水戸市保健所では、仕事場のホワイトボードや壁に進捗状況などを掲示して可視化することで業務の効率化を図った(永井大輔撮影)
水戸市保健所では、仕事場のホワイトボードや壁に進捗状況などを掲示して可視化することで業務の効率化を図った(永井大輔撮影)

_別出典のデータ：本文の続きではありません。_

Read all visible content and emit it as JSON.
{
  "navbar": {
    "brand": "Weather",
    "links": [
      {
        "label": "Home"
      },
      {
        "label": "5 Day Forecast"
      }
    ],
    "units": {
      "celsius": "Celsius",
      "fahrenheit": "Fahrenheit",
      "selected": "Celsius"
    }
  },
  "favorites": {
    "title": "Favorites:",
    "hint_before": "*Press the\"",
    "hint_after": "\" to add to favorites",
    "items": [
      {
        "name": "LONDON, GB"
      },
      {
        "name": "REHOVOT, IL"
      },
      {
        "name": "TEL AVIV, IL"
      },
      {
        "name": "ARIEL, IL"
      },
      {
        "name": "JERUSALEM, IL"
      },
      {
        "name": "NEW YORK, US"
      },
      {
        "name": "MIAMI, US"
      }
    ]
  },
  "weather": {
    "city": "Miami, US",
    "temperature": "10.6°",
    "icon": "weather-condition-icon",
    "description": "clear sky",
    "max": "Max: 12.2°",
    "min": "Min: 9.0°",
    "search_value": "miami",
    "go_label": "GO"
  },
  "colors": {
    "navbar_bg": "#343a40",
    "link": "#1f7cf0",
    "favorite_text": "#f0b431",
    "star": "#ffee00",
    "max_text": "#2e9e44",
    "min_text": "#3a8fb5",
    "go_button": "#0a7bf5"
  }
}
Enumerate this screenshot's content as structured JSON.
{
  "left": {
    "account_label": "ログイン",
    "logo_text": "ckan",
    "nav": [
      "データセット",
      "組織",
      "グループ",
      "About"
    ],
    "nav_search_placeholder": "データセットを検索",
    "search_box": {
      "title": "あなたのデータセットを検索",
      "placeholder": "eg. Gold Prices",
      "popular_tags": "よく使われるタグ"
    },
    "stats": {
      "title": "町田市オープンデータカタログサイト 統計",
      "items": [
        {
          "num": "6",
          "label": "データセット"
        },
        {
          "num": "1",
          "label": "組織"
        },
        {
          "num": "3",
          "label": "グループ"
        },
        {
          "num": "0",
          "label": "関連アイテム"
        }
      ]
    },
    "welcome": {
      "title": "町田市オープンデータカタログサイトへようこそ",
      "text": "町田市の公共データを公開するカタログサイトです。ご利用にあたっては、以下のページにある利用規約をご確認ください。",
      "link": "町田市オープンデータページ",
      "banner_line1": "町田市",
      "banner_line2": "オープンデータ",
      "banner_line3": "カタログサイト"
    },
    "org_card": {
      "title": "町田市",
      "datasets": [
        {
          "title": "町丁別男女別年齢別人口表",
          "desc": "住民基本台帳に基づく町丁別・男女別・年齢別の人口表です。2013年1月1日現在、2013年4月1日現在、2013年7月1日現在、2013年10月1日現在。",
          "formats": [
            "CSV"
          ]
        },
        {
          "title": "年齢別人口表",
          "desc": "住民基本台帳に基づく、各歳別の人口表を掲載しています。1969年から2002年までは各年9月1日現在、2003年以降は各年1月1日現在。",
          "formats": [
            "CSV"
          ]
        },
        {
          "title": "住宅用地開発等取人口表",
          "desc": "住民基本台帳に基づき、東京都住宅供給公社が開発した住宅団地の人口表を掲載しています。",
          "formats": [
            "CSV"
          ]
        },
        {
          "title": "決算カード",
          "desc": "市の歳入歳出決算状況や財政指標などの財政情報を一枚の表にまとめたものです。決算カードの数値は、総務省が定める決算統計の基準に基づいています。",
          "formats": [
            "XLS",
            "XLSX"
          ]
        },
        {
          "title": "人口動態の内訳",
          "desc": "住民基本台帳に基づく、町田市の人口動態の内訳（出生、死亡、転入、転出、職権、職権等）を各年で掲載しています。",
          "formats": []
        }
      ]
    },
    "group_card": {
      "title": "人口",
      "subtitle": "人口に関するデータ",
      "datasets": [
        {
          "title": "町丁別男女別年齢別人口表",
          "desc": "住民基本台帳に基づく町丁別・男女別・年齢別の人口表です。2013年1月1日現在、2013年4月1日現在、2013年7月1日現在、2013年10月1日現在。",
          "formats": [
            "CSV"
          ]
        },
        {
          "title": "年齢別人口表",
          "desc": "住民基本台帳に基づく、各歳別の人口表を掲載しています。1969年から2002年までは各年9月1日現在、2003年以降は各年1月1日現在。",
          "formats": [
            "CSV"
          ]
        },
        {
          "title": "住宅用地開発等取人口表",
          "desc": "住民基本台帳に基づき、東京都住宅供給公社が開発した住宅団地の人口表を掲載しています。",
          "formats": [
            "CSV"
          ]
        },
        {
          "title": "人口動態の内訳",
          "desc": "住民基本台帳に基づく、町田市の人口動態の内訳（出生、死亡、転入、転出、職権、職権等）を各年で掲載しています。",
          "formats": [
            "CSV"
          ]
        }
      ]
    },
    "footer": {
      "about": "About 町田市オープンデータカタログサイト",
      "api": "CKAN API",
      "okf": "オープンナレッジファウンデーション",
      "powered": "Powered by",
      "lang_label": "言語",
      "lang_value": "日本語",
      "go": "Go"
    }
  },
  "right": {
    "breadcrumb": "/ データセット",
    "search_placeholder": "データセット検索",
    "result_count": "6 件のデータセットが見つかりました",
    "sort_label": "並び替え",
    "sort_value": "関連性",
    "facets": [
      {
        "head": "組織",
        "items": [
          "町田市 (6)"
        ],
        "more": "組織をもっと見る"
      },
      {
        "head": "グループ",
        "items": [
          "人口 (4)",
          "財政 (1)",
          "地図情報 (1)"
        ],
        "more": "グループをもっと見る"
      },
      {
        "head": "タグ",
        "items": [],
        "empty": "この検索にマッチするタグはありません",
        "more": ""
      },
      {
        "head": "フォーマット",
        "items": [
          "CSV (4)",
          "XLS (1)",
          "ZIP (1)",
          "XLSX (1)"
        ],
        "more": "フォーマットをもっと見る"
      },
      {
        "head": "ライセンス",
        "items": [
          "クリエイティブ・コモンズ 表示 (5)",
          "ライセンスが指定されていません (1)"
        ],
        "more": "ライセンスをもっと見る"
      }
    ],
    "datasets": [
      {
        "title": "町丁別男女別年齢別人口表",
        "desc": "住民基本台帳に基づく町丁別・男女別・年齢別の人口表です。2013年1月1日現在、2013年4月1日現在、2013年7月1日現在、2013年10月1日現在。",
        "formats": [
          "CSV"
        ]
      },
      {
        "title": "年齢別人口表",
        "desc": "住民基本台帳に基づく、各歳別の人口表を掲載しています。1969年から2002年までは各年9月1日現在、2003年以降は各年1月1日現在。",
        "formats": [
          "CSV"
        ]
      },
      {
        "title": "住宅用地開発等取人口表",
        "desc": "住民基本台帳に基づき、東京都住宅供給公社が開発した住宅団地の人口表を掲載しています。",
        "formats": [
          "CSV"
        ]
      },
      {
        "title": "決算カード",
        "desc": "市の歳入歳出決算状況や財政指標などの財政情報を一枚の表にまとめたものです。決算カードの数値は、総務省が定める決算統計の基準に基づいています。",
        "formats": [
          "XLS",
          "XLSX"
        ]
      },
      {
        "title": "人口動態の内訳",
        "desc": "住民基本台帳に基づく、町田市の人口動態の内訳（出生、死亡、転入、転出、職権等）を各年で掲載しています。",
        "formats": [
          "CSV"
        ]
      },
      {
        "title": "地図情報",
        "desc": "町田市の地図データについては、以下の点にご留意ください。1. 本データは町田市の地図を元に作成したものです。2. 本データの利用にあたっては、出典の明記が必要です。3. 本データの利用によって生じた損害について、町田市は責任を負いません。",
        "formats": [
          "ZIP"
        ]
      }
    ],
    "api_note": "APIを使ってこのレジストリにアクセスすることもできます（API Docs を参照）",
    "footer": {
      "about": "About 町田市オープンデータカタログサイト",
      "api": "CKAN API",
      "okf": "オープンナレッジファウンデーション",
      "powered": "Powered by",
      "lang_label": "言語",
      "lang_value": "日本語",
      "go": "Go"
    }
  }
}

 水戸市が昨年4月に「中核市」へ移行してから1年が経つ。中核市の代表的な仕事の一つに「保健所の設置」がある。移行初日は、くしくも市で初めて新型コロナウイルス感染者が確認された。水戸市保健所が新型コロナとどのように向き合ってきたか、土井幹雄所長に話を聞いた。(聞き手 永井大輔)

仕事後の達成感重視

 「新型コロナの感染が広がることは読めており、覚悟を決めていた」。感染症対策のプロは昨年4月の心境を振り返る。出来立ての保健所では、人員の数と質がともに不足しており、土井所長は、働き手の心を折らないために、厳しい仕事の後に達成感を持てるよう采配を振るった。

 情報共有を徹底し、課題とその解決方法などの業務結果を各仕事場に掲示して可視化。共有を続けるうちに、指揮能力や処理能力、整理能力など各職員のスキルが自然と浮き彫りになり、各分野にリーダー的存在が自然に生まれるようになった。土井所長は「今、誰がどのように働いているかが見えることで、年齢や役職に関係なく、努力や結果といった能力で指揮を執る人が自然に決まる」と語る。

コロナ患者聞き取り向上

 感染確認後、保健所が行う拡大防止策は患者から接触者数や程度を聞き取ることから始まる。土井所長によると、患者の8割は感染のショックで話ができない。潜伏期間に何をしているかを聞くが、1週間前の行動は覚えていない人も少なくない。そのため、聞き取りには専門スキルを要する。